The Jellyfish, which isn’t actually a fish, is a ball of protein and seawater with no brain and a common hole serving as a mouth and an anus(insert Channel Five joke here). I followed the same principles as with seawater mild in this beer using the sea salts to work with the liquor salts to add roundness. The protein from the jellyfish also comes in handy to boost the free amino nitrogen in the wort and allow me to use some extra glucose to dry up the finish without risking a stuck fermentation.

The jellyfish was picked up from Polzeath beach and added to the kettle as the wort was collected to make use of the proteolytic enzymes from the mash not yet denatured by the sparge. The beer is fruity with a very moreish dry finish. Dangerously moreish for an 8.8% beer.

Tech Spec:

OG:1075

Malt: pale ale, roasted wheat, 140 crystal, roasted barley

Hops: Northern Brewer, Perle, Bobek

Yeast: Sharp’s

Spices: Jellyfish

Wednesday 28 July 2010

Flavour Compound of Last Month - 2,4,6-Trichloroanisole

It seems like a lifetime since I was blogging. One day I will tell you all about the dark place that I have been, until then it will haunt me like a pale moon in a summer sky.

I won’t insult your intelligence by pretending that I have kept to my blog brew schedule but I will start brewing them again next week and will catch back up by brewing a few a week for a couple of weeks. I should be back on track by September.

This week’s flavour compound is 2,4,6-Trichloroanisole (2,4,6-T) which if you are a wine lover you will know as cork taint. It is described as having a musty “damp basement” aroma and is perceptible in beer in concentrations as low as 0.094 parts per trillion (ng/litre). In wine the 2,4,6-T comes from the cork, in beer the water supply is the culprit.
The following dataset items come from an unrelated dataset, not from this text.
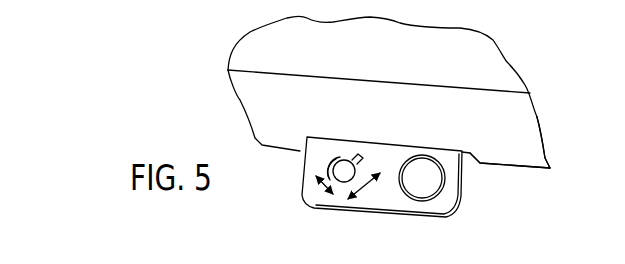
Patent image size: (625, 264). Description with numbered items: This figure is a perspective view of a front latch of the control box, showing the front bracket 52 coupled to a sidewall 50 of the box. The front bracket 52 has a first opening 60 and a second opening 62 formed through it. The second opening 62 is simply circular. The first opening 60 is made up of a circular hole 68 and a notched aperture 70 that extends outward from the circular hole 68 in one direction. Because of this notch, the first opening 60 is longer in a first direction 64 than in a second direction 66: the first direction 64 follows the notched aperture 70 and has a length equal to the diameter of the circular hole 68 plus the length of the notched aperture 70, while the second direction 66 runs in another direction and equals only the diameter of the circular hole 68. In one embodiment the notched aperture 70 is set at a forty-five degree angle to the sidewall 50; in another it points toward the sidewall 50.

The sidewall 50 is at (248, 97).
The front bracket 52 is at (492, 142).
The first opening 60 is at (309, 190).
The second opening 62 is at (449, 176).
The first direction 64 is at (378, 184).
The second direction 66 is at (313, 196).
The circular hole 68 is at (328, 163).
The notched aperture 70 is at (360, 154).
If the brewery uses chlorinated water 2,4,6-T is produced when chlorine reacts with dissolved organic carbon such as dead algae, bacteria or fragments thereof. 2,4,6-T is particular problem in breweries in the developing world where water is scarce and water treatment less effective.
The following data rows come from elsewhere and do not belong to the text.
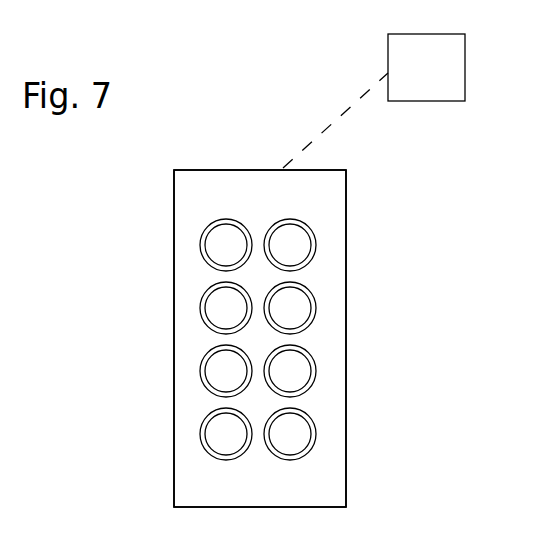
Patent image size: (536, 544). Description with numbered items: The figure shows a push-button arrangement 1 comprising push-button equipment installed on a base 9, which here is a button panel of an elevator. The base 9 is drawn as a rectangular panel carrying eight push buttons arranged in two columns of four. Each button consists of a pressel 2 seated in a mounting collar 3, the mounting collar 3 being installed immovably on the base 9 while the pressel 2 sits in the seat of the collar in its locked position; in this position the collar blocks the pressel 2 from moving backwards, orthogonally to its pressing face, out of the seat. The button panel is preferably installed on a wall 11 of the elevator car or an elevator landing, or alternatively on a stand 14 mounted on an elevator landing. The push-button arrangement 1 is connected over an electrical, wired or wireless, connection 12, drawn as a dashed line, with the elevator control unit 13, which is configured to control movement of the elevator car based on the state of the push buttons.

The push-button arrangement 1 is at (411, 402).
The pressel 2 is at (300, 307).
The mounting collar 3 is at (315, 315).
The base 9 is at (345, 260).
The wall 11 is at (218, 338).
The stand 14 is at (162, 280).
The connection 12 is at (340, 117).
The elevator control unit 13 is at (443, 87).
I have heard anecdotal evidence that mustiness in general is found at higher concentrations around washing lines in the M4 corridor than anywhere else in the UK (careful Adrian).


Friday 23 July 2010

Cream coloured ponies and crisp apple streudels

I am hopefully now advancing towards the light in the brewery and normal blog service should be resumed before too long. Thank you to everyone for your encouragement, support, acts of hari-kiri, beer and fruit baskets. I am alas unable to leave the brewery for the foreseeable future so I apologise in advance to everyone I had agreed to meet up with before, during and after the GBBF trade session for my non appearance. I am particularly gutted about missing the GBBF because I was invited to judge the Champion Beer of Britain for the first time this year.

I will be popping out of the brewery to meet up with Oz Clarke and Hugh Dennis next week. They are co starring with me in a TV beer tasting at Watergate Bay. I have been challenged to create a beer using their two least favourite comestibles and still make it palatable. I have made a red ale with jelly fish for Oz and an oyster stout for Hugh. The oyster beer will be the blog seafood stout. I am pleased with both of the beers. I hope they are too.

Happiness is a contented flavour panel.

Saturday 3 July 2010


I am still at the bottom of a deep dark trench blanketed with fear and pain so no time or liberty to post anything substantial.

The only thing to mention is that a couple of experimental beers are to be appearing at the Chelmsford Beer Festival. They are the blog brew Honey, Ginger and Oat Strong Ale and Petite Massive. The Petite Massive is a lower ABV (6%) version of my bottled barley wine Massive Ale. Not all that petite but more petite than the original.

If you go I hope that you enjoy them.